The intrinsic growth rate was found to be significantly higher for the second generation of the predator fed with the alder aphid, while between the other treatments, the observed differences were not significant, existing coherence between the intrinsic growth rate’s value.

It can be concluded that the demographic parameters are definitively influenced by the food source, even though considered natural, produced differences within the growth potential that a population of E. connexa can display when supplied with different nutritional sources. In this regard the demographic parameters that could be calculated when using aphids as food source showed that the values found for the net intrinsic reproduction rate exhibit ample differences and are drastically inferior than those determined in previous research where the predator was supplied with other naturally occurring aphid Myzus persicae (Sulzer) [1]. The previous found intrinsic growth rate [1] is only similar to that observed for the second generation fed with Macrosiphum, while the generation time doubled for the initial and the first generation for the M. euphorbiae diet, with minor variations over the finite growth rate. These findings confirm the influence of the food provided to the larval instars, the ambient conditions and, particularly the prey species on the expression of the potential growth of the population.

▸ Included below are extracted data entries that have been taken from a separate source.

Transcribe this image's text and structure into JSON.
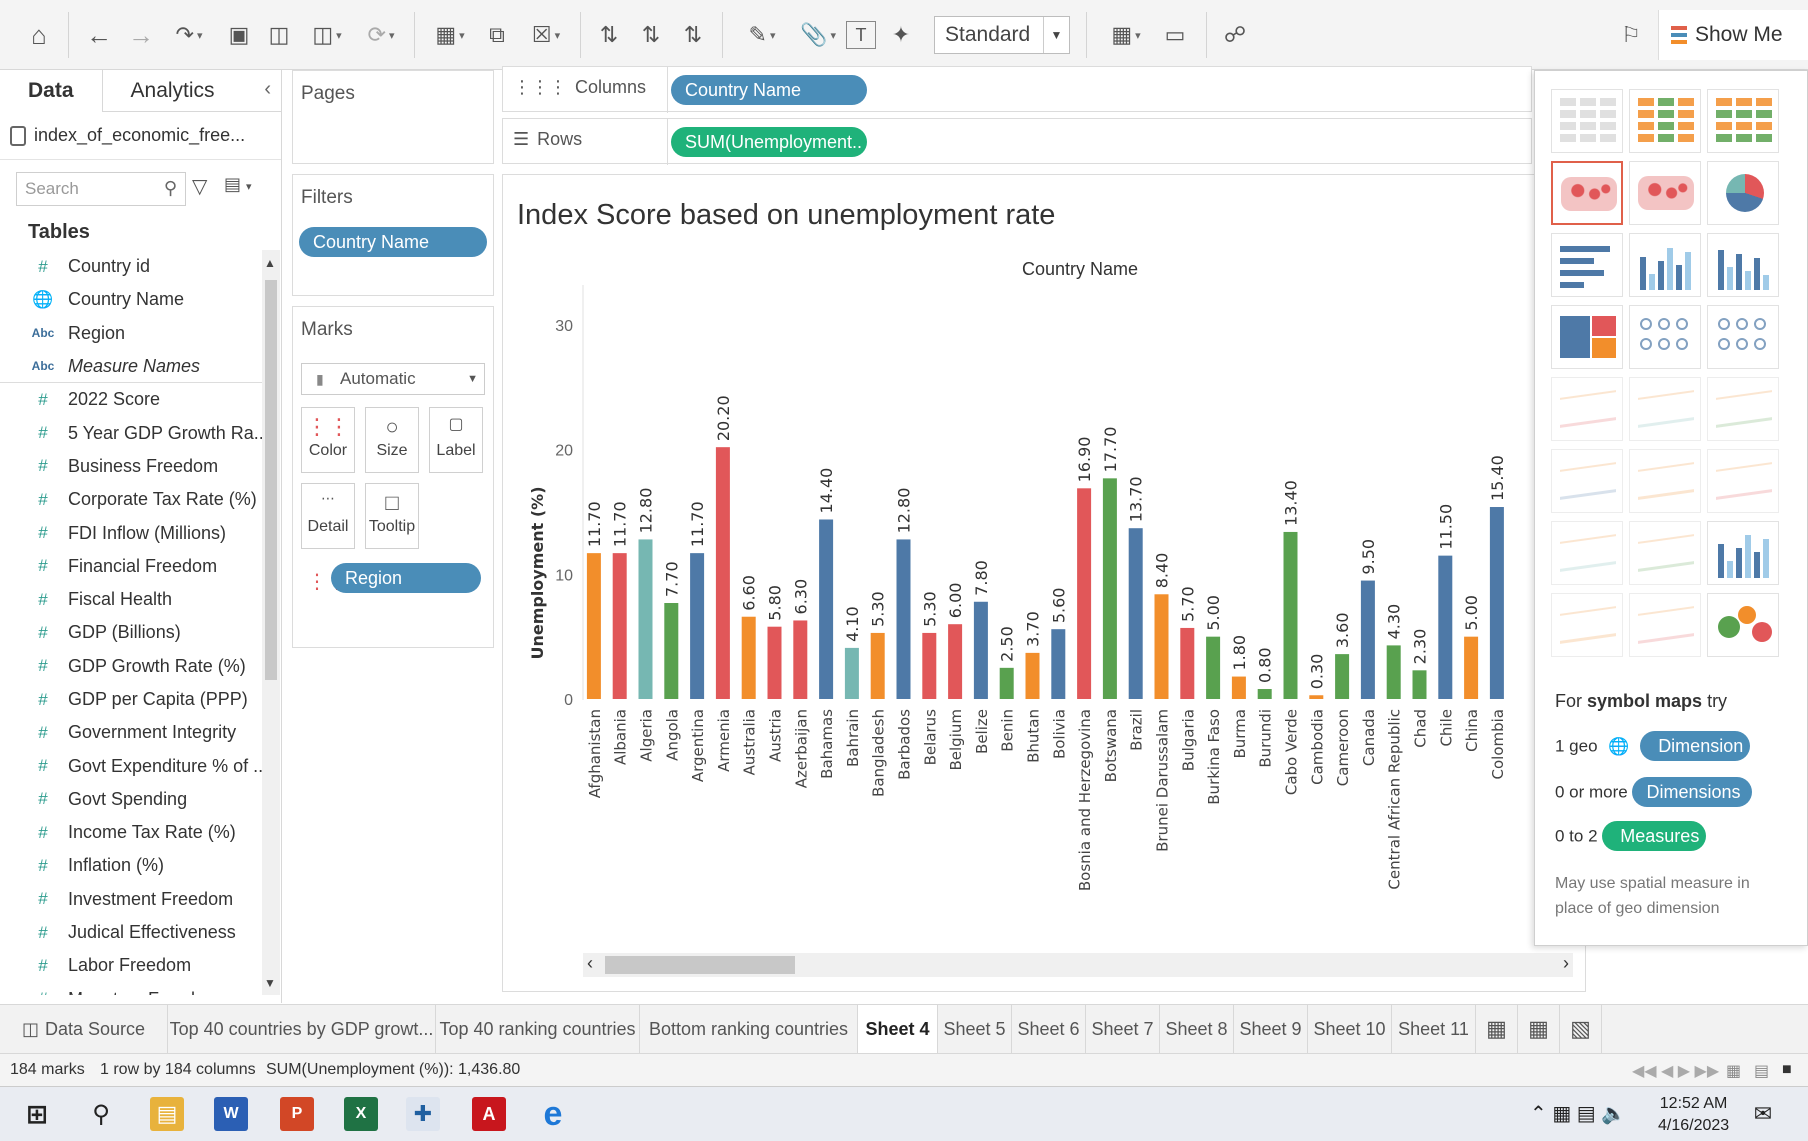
{
  "toolbar": {
    "presentation_mode": "Standard",
    "show_me_label": "Show Me"
  },
  "data_pane": {
    "tabs": [
      "Data",
      "Analytics"
    ],
    "datasource": "index_of_economic_free...",
    "search_placeholder": "Search",
    "tables_header": "Tables",
    "fields": [
      {
        "type": "#",
        "name": "Country id"
      },
      {
        "type": "globe",
        "name": "Country Name"
      },
      {
        "type": "Abc",
        "name": "Region"
      },
      {
        "type": "Abc",
        "name": "Measure Names"
      },
      {
        "type": "#",
        "name": "2022 Score"
      },
      {
        "type": "#",
        "name": "5 Year GDP Growth Ra..."
      },
      {
        "type": "#",
        "name": "Business Freedom"
      },
      {
        "type": "#",
        "name": "Corporate Tax Rate (%)"
      },
      {
        "type": "#",
        "name": "FDI Inflow (Millions)"
      },
      {
        "type": "#",
        "name": "Financial Freedom"
      },
      {
        "type": "#",
        "name": "Fiscal Health"
      },
      {
        "type": "#",
        "name": "GDP (Billions)"
      },
      {
        "type": "#",
        "name": "GDP Growth Rate (%)"
      },
      {
        "type": "#",
        "name": "GDP per Capita (PPP)"
      },
      {
        "type": "#",
        "name": "Government Integrity"
      },
      {
        "type": "#",
        "name": "Govt Expenditure % of ..."
      },
      {
        "type": "#",
        "name": "Govt Spending"
      },
      {
        "type": "#",
        "name": "Income Tax Rate (%)"
      },
      {
        "type": "#",
        "name": "Inflation (%)"
      },
      {
        "type": "#",
        "name": "Investment Freedom"
      },
      {
        "type": "#",
        "name": "Judical Effectiveness"
      },
      {
        "type": "#",
        "name": "Labor Freedom"
      },
      {
        "type": "#",
        "name": "Monetary Freedom"
      }
    ]
  },
  "cards": {
    "pages": "Pages",
    "filters": "Filters",
    "filter_pill": "Country Name",
    "marks": "Marks",
    "mark_type": "Automatic",
    "mark_buttons": [
      "Color",
      "Size",
      "Label",
      "Detail",
      "Tooltip"
    ],
    "color_pill": "Region"
  },
  "shelves": {
    "columns_label": "Columns",
    "columns_pill": "Country Name",
    "rows_label": "Rows",
    "rows_pill": "SUM(Unemployment.."
  },
  "view": {
    "title": "Index Score based on unemployment rate"
  },
  "chart_data": {
    "type": "bar",
    "title": "Index Score based on unemployment rate",
    "xlabel": "Country Name",
    "ylabel": "Unemployment (%)",
    "ylim": [
      0,
      30
    ],
    "yticks": [
      "0",
      "10",
      "20",
      "30"
    ],
    "colors": {
      "orange": "#f28e2b",
      "red": "#e15759",
      "teal": "#76b7b2",
      "green": "#59a14f",
      "blue": "#4e79a7"
    },
    "categories": [
      "Afghanistan",
      "Albania",
      "Algeria",
      "Angola",
      "Argentina",
      "Armenia",
      "Australia",
      "Austria",
      "Azerbaijan",
      "Bahamas",
      "Bahrain",
      "Bangladesh",
      "Barbados",
      "Belarus",
      "Belgium",
      "Belize",
      "Benin",
      "Bhutan",
      "Bolivia",
      "Bosnia and Herzegovina",
      "Botswana",
      "Brazil",
      "Brunei Darussalam",
      "Bulgaria",
      "Burkina Faso",
      "Burma",
      "Burundi",
      "Cabo Verde",
      "Cambodia",
      "Cameroon",
      "Canada",
      "Central African Republic",
      "Chad",
      "Chile",
      "China",
      "Colombia"
    ],
    "values": [
      11.7,
      11.7,
      12.8,
      7.7,
      11.7,
      20.2,
      6.6,
      5.8,
      6.3,
      14.4,
      4.1,
      5.3,
      12.8,
      5.3,
      6.0,
      7.8,
      2.5,
      3.7,
      5.6,
      16.9,
      17.7,
      13.7,
      8.4,
      5.7,
      5.0,
      1.8,
      0.8,
      13.4,
      0.3,
      3.6,
      9.5,
      4.3,
      2.3,
      11.5,
      5.0,
      15.4
    ],
    "labels": [
      "11.70",
      "11.70",
      "12.80",
      "7.70",
      "11.70",
      "20.20",
      "6.60",
      "5.80",
      "6.30",
      "14.40",
      "4.10",
      "5.30",
      "12.80",
      "5.30",
      "6.00",
      "7.80",
      "2.50",
      "3.70",
      "5.60",
      "16.90",
      "17.70",
      "13.70",
      "8.40",
      "5.70",
      "5.00",
      "1.80",
      "0.80",
      "13.40",
      "0.30",
      "3.60",
      "9.50",
      "4.30",
      "2.30",
      "11.50",
      "5.00",
      "15.40"
    ],
    "bar_colors": [
      "orange",
      "red",
      "teal",
      "green",
      "blue",
      "red",
      "orange",
      "red",
      "red",
      "blue",
      "teal",
      "orange",
      "blue",
      "red",
      "red",
      "blue",
      "green",
      "orange",
      "blue",
      "red",
      "green",
      "blue",
      "orange",
      "red",
      "green",
      "orange",
      "green",
      "green",
      "orange",
      "green",
      "blue",
      "green",
      "green",
      "blue",
      "orange",
      "blue"
    ]
  },
  "show_me": {
    "hint_title_pre": "For ",
    "hint_title_bold": "symbol maps",
    "hint_title_post": " try",
    "rows": [
      {
        "prefix": "1 geo",
        "pill": "Dimension"
      },
      {
        "prefix": "0 or more",
        "pill": "Dimensions"
      },
      {
        "prefix": "0 to 2",
        "pill": "Measures"
      }
    ],
    "note": "May use spatial measure in place of geo dimension"
  },
  "sheet_tabs": [
    "Data Source",
    "Top 40 countries by GDP growt...",
    "Top 40 ranking countries",
    "Bottom ranking countries",
    "Sheet 4",
    "Sheet 5",
    "Sheet 6",
    "Sheet 7",
    "Sheet 8",
    "Sheet 9",
    "Sheet 10",
    "Sheet 11"
  ],
  "active_sheet": "Sheet 4",
  "status": {
    "marks": "184 marks",
    "dims": "1 row by 184 columns",
    "sum": "SUM(Unemployment (%)): 1,436.80"
  },
  "taskbar": {
    "time": "12:52 AM",
    "date": "4/16/2023"
  }
}
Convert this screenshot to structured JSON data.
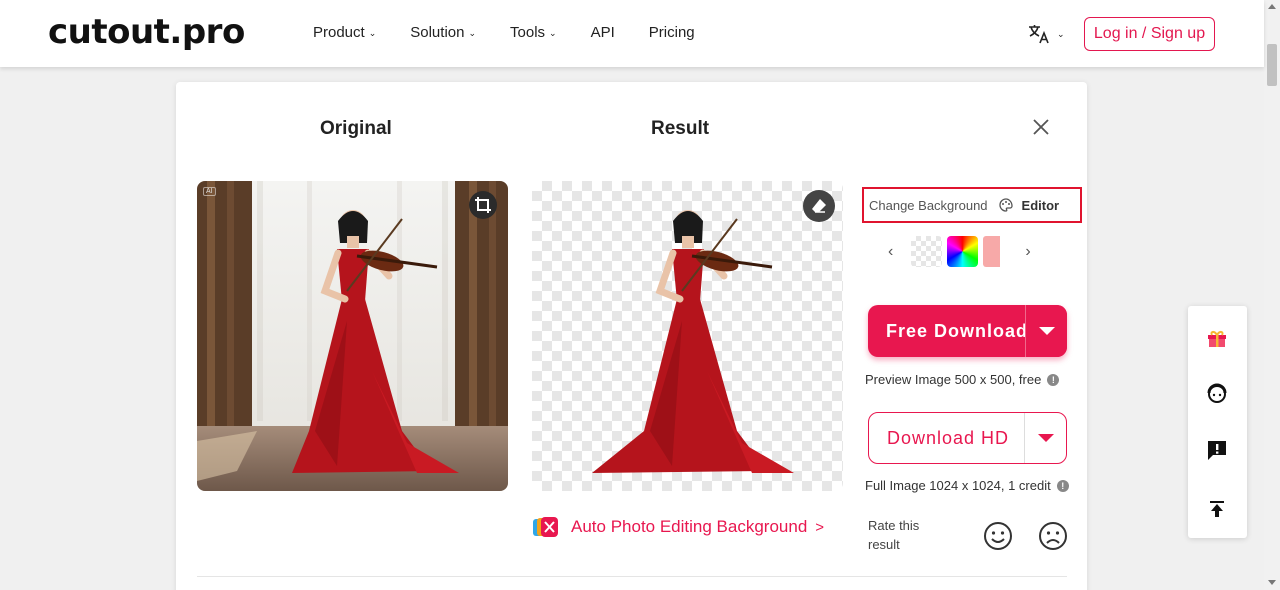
{
  "header": {
    "logo": "cutout.pro",
    "nav": [
      {
        "label": "Product",
        "has_menu": true
      },
      {
        "label": "Solution",
        "has_menu": true
      },
      {
        "label": "Tools",
        "has_menu": true
      },
      {
        "label": "API",
        "has_menu": false
      },
      {
        "label": "Pricing",
        "has_menu": false
      }
    ],
    "language_icon": "translate-icon",
    "login_label": "Log in / Sign up"
  },
  "main": {
    "original_title": "Original",
    "result_title": "Result",
    "ai_badge": "AI",
    "change_background_label": "Change Background",
    "editor_label": "Editor",
    "swatch_colors": [
      "transparent",
      "rainbow",
      "#f7a9a8"
    ],
    "free_download_label": "Free Download",
    "free_download_note": "Preview Image 500 x 500, free",
    "download_hd_label": "Download HD",
    "download_hd_note": "Full Image 1024 x 1024, 1 credit",
    "auto_edit_label": "Auto Photo Editing Background",
    "auto_edit_chevron": ">",
    "rate_label": "Rate this result"
  },
  "side_bar": {
    "icons": [
      "gift-icon",
      "support-agent-icon",
      "feedback-icon",
      "back-to-top-icon"
    ]
  },
  "colors": {
    "accent": "#e8174f",
    "highlight_border": "#e0142f",
    "dress": "#b5141c"
  }
}
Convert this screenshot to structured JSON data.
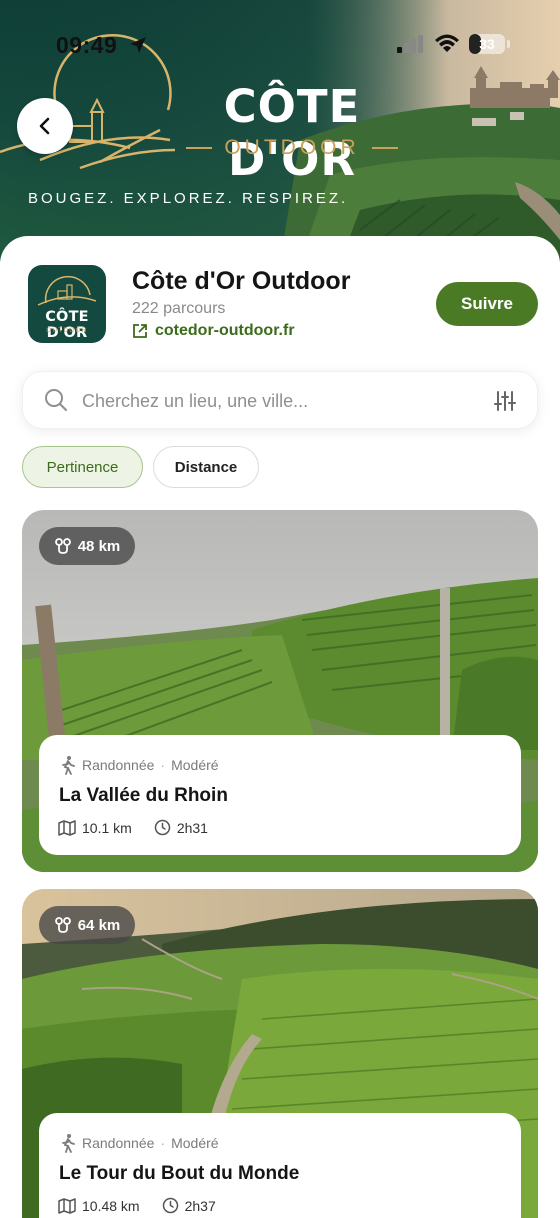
{
  "status_bar": {
    "time": "09:49",
    "battery": "33",
    "battery_level": 0.33
  },
  "header": {
    "title": "CÔTE D'OR",
    "subtitle": "OUTDOOR",
    "tagline": "BOUGEZ. EXPLOREZ. RESPIREZ."
  },
  "organization": {
    "name": "Côte d'Or Outdoor",
    "count": "222 parcours",
    "website": "cotedor-outdoor.fr",
    "follow_label": "Suivre",
    "logo_title": "CÔTE D'OR",
    "logo_sub": "OUTDOOR"
  },
  "search": {
    "placeholder": "Cherchez un lieu, une ville..."
  },
  "sort_chips": [
    {
      "label": "Pertinence",
      "active": true
    },
    {
      "label": "Distance",
      "active": false
    }
  ],
  "trails": [
    {
      "distance_badge": "48 km",
      "activity": "Randonnée",
      "difficulty": "Modéré",
      "title": "La Vallée du Rhoin",
      "length": "10.1 km",
      "duration": "2h31"
    },
    {
      "distance_badge": "64 km",
      "activity": "Randonnée",
      "difficulty": "Modéré",
      "title": "Le Tour du Bout du Monde",
      "length": "10.48 km",
      "duration": "2h37"
    }
  ],
  "colors": {
    "primary": "#4a7a23",
    "dark_green": "#14493f",
    "gold": "#c9a15a"
  }
}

Figure 3. Survival curves and fertility of Eriopis connexa supplied with natural food sources: (A)-(C) with individuals of Macrosiphum euphorbiae in generations F0, F1 and F2, respectively; (D) second bioassay with generation F1 fed with M. euphorbiae; (E) and (F) generations F0 y F1 nourished with Pterocallis sp., collected from Alnus acuminata.

Table 3. Demographic parameters of Eriopis connexa determined with two natural food sources, several generations and laboratory bioassays.


We thank the “Universidad de Ciencias Aplicadas y Ambientales U.D.C.A” for the support received through the “Vicerrectoría de Investigaciones” and the financing by the universities research fund. Thanks to Ronald Simbaqueba for the determination of the Alder aphid. In addition we thank the students Victor Manuel Díaz, Alejandra Herrera; Jonathan Guerrero; Jonathan Burgos, members of the “Semillero de investigación Entomi dedicati”; the student Edson Urrego, young researcher U.D.C.A for their logistic help.

Conflicts of Interest

The authors declare no conflicts of interest.